Partnerships - An association of two or more persons that act as co-owners of a business without forming a separate business entity. The partnership may be based on an informal oral agreement or a complex written agreement. Partnerships are either general partnerships, where all members are general partners, or limited partnerships, which contain at least one general partner and one or more limited partners. In both types of partnerships, general partners, similar to sole proprietors, have unlimited personal liability for business debts and legal liability in the event the partnership is sued in court. General partners are also liable for the actions of their partners. Limited partners have limited financial and legal liability, but have limited control over the partnership's affairs. For income tax purposes, the business is not taxed as a separate entity, but is a conduit where the business' profit or loss flows through to the partners.

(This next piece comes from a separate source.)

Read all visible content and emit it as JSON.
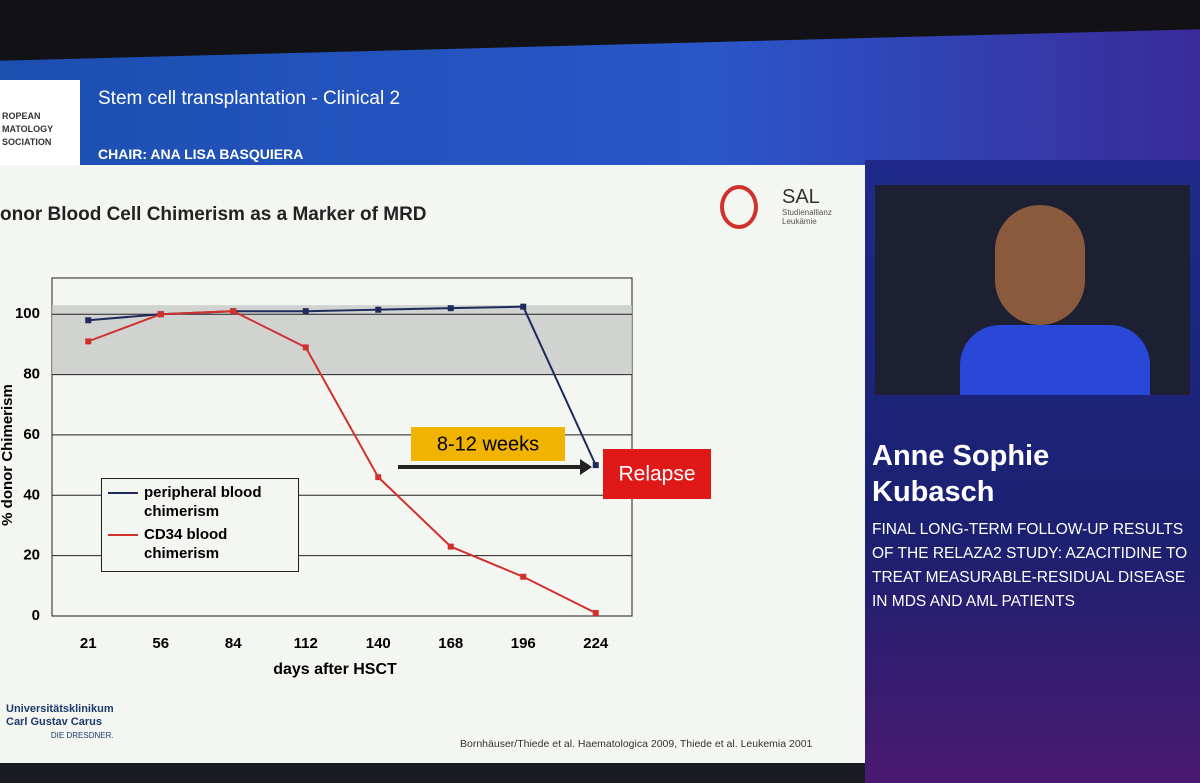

A limited partnership must file articles of organization with the Secretary of State's Office.
Corporations - A corporation is a legal entity recognized as separate and apart from its owners (shareholders). A corporation is formed by filing articles of incorporation with the state and drafting bylaws for its operation. A corporation is treated as a separate entity or person from its owners and even has its own Federal tax identification number, similar to an individual's social security number. Most laypersons think of corporations as public companies traded on a stock exchange, however, the vast majority of corporations are privately held and owned by a single person or small groups of individuals. Corporations are attractive entity choices because the shareholders/owners have limited personal liability, however, an improperly formed or operated corporation may be disregarded by a court ("piercing the corporate veil") causing the shareholders to incur personal liability. Corporations can be either under IRC subchapter C or S. Very different tax rules apply to each type of entity. C corporations are allowed to have a medical reimbursement plan under IRC section 105 for its owners while an S corporation can not. S corporations are flow through entities similar to the partnership but with some very different exceptions. S corporations can only be owned by individuals and only up to a maximum of 75 shareholders.
Limited Liability Companies (LLC) - An LLC is similar to a corporation in that it is a legal entity recognized as separate and apart from its owners and offers the same limited liability protections for its owners via the charging-order rules. However, LLCs are easier to operate because they do not have the same formalities required of corporations. The LLC is formed by filing articles of organization with the state and drafting an operating agreement for its operation. An LLC also obtains a Federal tax identification number. Like shareholders of a corporation, an LLC's owners have limited personal liability, however, an improperly formed or operated LLC may also be disregarded by a court causing the owners to incur personal liability.